Une réhabilitation localisée, qui vient de Clermont-Ferrand, et qui date de 2014. C’est à cette époque-là que les initiales LD, RSK, MLB, MP, NZ émergent pour mettre en branle l’un des projets au nom des plus cryptiques, UNTITLED WITH DRUMS. Tout ça ressemble à un titre de travail pour ne pas trop faire chauffer l’imagination, mais c’est presque la vérité. Ce nom, les clermontois l’ont emprunté à l’une de leurs idoles, les SHIPPING NEWS, dont ils empruntent pas mal de codes et d’astuces pour mettre leur inventivité old-school en valeur. Et après un premier EP éponyme, publié en 2017, le quintet s’en revient avec un premier long, de durée raisonnable, mais d’inspiration magique, et fertile. L’inspiration d’ailleurs est portée comme un étendard, comme un t-shirt un peu délavé, qui mentionnerait en son dos une tournée fictive des FAILURE, SLINT, CAVE IN, TRUE WIDOW et bien évidemment SHIPPING NEWS. Mais ce t-shirt ne suffirait pas à baliser les passions adolescentes de ces musiciens, ni les chemins qu’ils foulent pour rejoindre leur propre route. Tiens, pour exemple, en écoutant « Silver », on pense à des DEFTONES récents repris par un TENGIL moins innocent. On sent aussi des effluves d’ALICE IN CHAINS lorsque le rétro est bien calé sur le passé. On sent un peu de tout, même les STP, pour peu que votre esprit se laisse porter. Mais on sent avant tout un énorme Rock abrasif, qui rappelle les MILK et l’écurie Sub Pop des premières années, un gros Rock qui se veut Noisy pour garder l’esprit, mais qui n’oublie pas les mélodies dans les recoins de la mémoire. Une musique viscérale, immédiate, instinctive, et urgente pourquoi pas, un truc qui vous fait jouer avec le feu de riffs simplissimes mais toujours aussi efficaces sur le bien nommé « Play With Fire », impeccable début qui explose comme l’hymne qu’on attendait après la génération Glam de trop. On se souvient bien sûr des SMASHING PUMPKINS, on se souvient de JESUS LIZARD, on se souvient de ces énormes basses distordues et des MELVINS, mais surtout de cette propension à croire que le Rock se devait d’être honnête et dangereux, et pas emballé dans un joli papier cadeau pailleté.

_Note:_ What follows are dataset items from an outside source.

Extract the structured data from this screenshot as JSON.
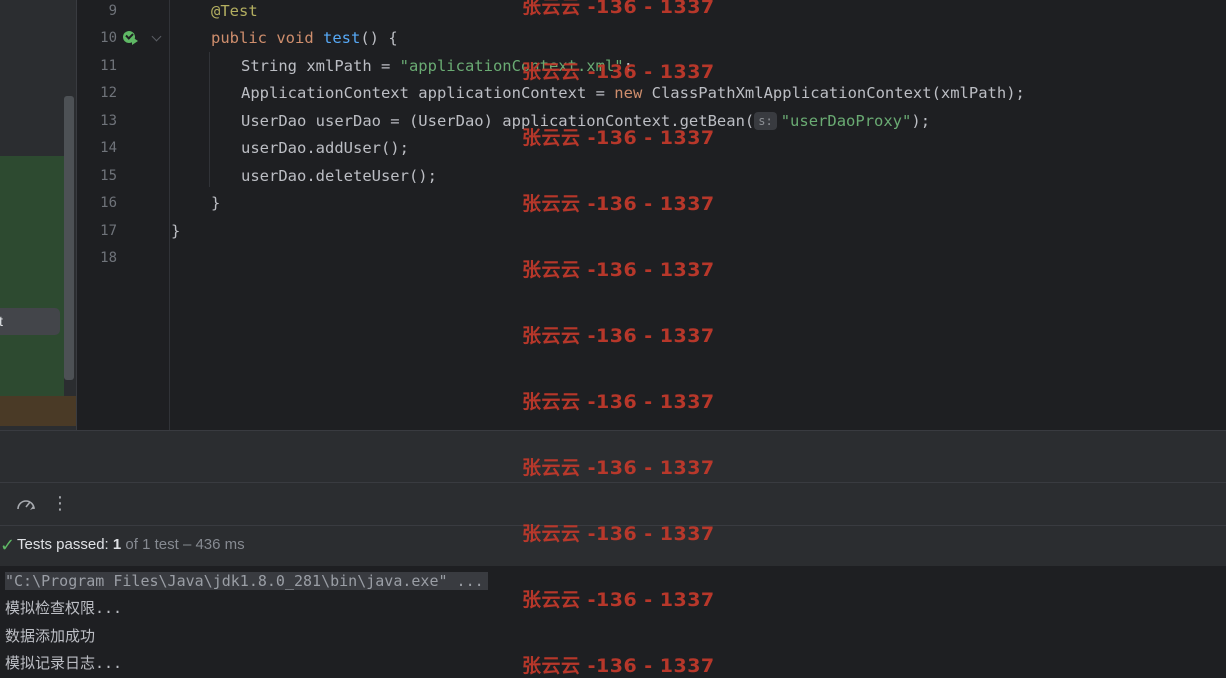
{
  "left_panel": {
    "selected_item_label": "st"
  },
  "editor": {
    "lines": [
      {
        "num": "9",
        "html_key": "l9"
      },
      {
        "num": "10",
        "html_key": "l10"
      },
      {
        "num": "11",
        "html_key": "l11"
      },
      {
        "num": "12",
        "html_key": "l12"
      },
      {
        "num": "13",
        "html_key": "l13"
      },
      {
        "num": "14",
        "html_key": "l14"
      },
      {
        "num": "15",
        "html_key": "l15"
      },
      {
        "num": "16",
        "html_key": "l16"
      },
      {
        "num": "17",
        "html_key": "l17"
      },
      {
        "num": "18",
        "html_key": "l18"
      }
    ],
    "code": {
      "l9_ann": "@Test",
      "l10_kw1": "public",
      "l10_kw2": "void",
      "l10_fn": "test",
      "l10_rest": "() {",
      "l11_pre": "String xmlPath = ",
      "l11_str": "\"applicationContext.xml\"",
      "l11_post": ";",
      "l12_pre": "ApplicationContext applicationContext = ",
      "l12_kw": "new",
      "l12_post": " ClassPathXmlApplicationContext(xmlPath);",
      "l13_pre": "UserDao userDao = (UserDao) applicationContext.getBean(",
      "l13_hint": "s:",
      "l13_str": "\"userDaoProxy\"",
      "l13_post": ");",
      "l14": "userDao.addUser();",
      "l15": "userDao.deleteUser();",
      "l16": "}",
      "l17": "}"
    },
    "icons": [
      "run-test-passed-icon",
      "fold-icon"
    ]
  },
  "run_toolbar": {
    "icons": [
      "toolbar-divider-icon",
      "speedometer-icon",
      "more-options-icon"
    ]
  },
  "tests_bar": {
    "check_icon": "check-icon",
    "label": "Tests passed:",
    "passed": "1",
    "of_total": "of 1 test",
    "duration": "– 436 ms"
  },
  "console": {
    "cmd": "\"C:\\Program Files\\Java\\jdk1.8.0_281\\bin\\java.exe\" ...",
    "out1": "模拟检查权限...",
    "out2": "数据添加成功",
    "out3": "模拟记录日志..."
  },
  "watermark": {
    "text": "张云云 -136 - 1337"
  },
  "colors": {
    "keyword": "#cf8e6d",
    "string": "#6aab73",
    "function": "#56a8f5",
    "annotation": "#b3ae60",
    "watermark": "#c0392b",
    "pass": "#5fb865"
  }
}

Enregistré à Genève par Serge Morattel (KNUT, VENTURA, YEAR OF NO LIGHT, IMPURE WILHELMINA…), Hollow est un peu plus qu’un simple trip nostalgique entamé après avoir léché un buvard Grunge un peu corsé. C’est une transposition personnelle d’un Post Rock un peu trop contemplatif depuis quelques années dans un langage plus rude, des mots plus durs, des frôlements de peau plus rêches. Mais la béatitude des harmonies acides est toujours là, confiée comme un secret qu’on se passe entre initiés, à demi-mots, avec peu de notes, mais beaucoup de puissance (« Passing On »). L’astuce des contretemps, de ce chant qui plane longtemps au-dessus de la tête comme un Chino en transe, de cette rythmique qui refuse le quatre-quatre classique et qui se relaxe un demi-temps pour jouer la bourre (« Stasis »). Rien de vraiment nouveau, mais rien de vraiment daté non plus, même si l’amertume de Staley revient dans la gorge comme une perte incroyable que le temps ne guérira pas (« Amazed »). Les clermontois ne sont pas américains, ils ne sont pas nés dans l’état de Washington, mais dans le Puy-de-Dôme, ce qui ne les empêche nullement de chanter la noirceur d’un avenir qu’on voit se dessiner en pointillés, et qu’on appréhende d’un pas relativement peu sûr, pas certain de se relever en cas de chute (« Hex », le Post Rock d’aujourd’hui joué comme le Rock Indie d’hier)…En considérant l’œuvre avec un minimum de recul, l’influence de SHIPPING NEWS crève évidemment les tympans, mais n’est pas le genre d’étiquette qu’on porte avec regrets. Les mecs assument leur passion, mais la recyclent intelligemment, pour se présenter en prolongement, et non en suiveurs. Alors certes, every move you make, i’ll be watching you, mais ces percussions étrange sur delay fantôme avec « Consider », c’est plein de flair et de bile à la fois, et puis cette diversité dans la cohésion à largement de quoi séduire au-delà des cercles…d’initiés.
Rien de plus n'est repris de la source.